Hello, I am a 48 year old and I believe I have just been not so formally diagnosed with CIS. As my 2nd opinion Neuro, took me more seriously than the first. (Which seems to be an ongoing problem for people like us.)
He basically said, 'Yes, your symptoms are out of normal, but they are also out of the normal for MS. Let's wait for a second flare and then we can get more testing that should have been done during your first flare.'
Here's my story in retrospect. It started towards the end of last year. It started small with very slowly increasing symptoms. All sorts of things> Shaking, tremors, slight in hands, then legs, then you could even hear my voice shaking when it got to its peak. (No drugs, no etoh, ect.) By the time I went to my PMD, my tremors were so bad, my doctor looked at me, just looked, no exam and immediately wrote for an MRI and neuro consult.

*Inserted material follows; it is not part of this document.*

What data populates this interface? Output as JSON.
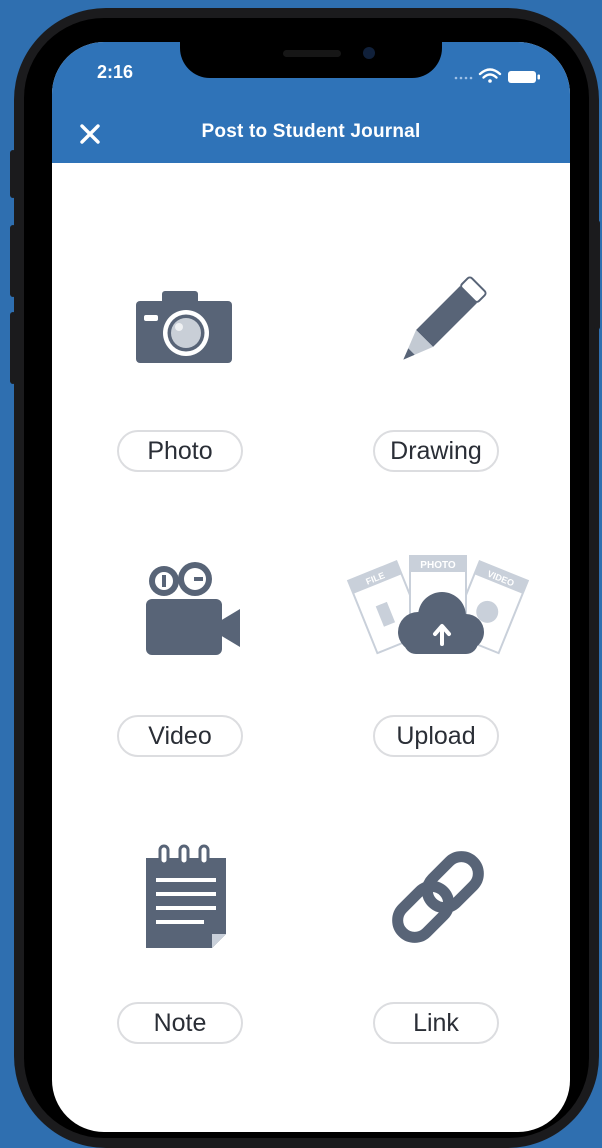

She just thought it was tremors, but that was just the most obvious one by this time. I had already had to quit work as my brain was not sharp anymore and I felt like I was going to kill someone that I was sworn to help. (I am an ICU nurse, or was.)
My brain was just off, really bad, foggy, forgetful, ataxic like my hands. I couldn't remember simple things and after almost potentially causing serious harm by a stupid mistake, I just couldn't go back, scared out of my mind. I am a very smart woman. Graduated Magna Cum Laude, (Would have been Suma, but online chemistry killed that chance! lol)
The day I had the MRI, I thought I was feeling about 80 % better. The grass needed to be cut, big mistake, it wasn't even that hot out and I usually cut it all summer long and no problems. Well, the neighbor saw me go down. It wasn't my heart, it was whatever this is, every symptom was so intense. After I got inside it slowly eased up and I was back to 80%.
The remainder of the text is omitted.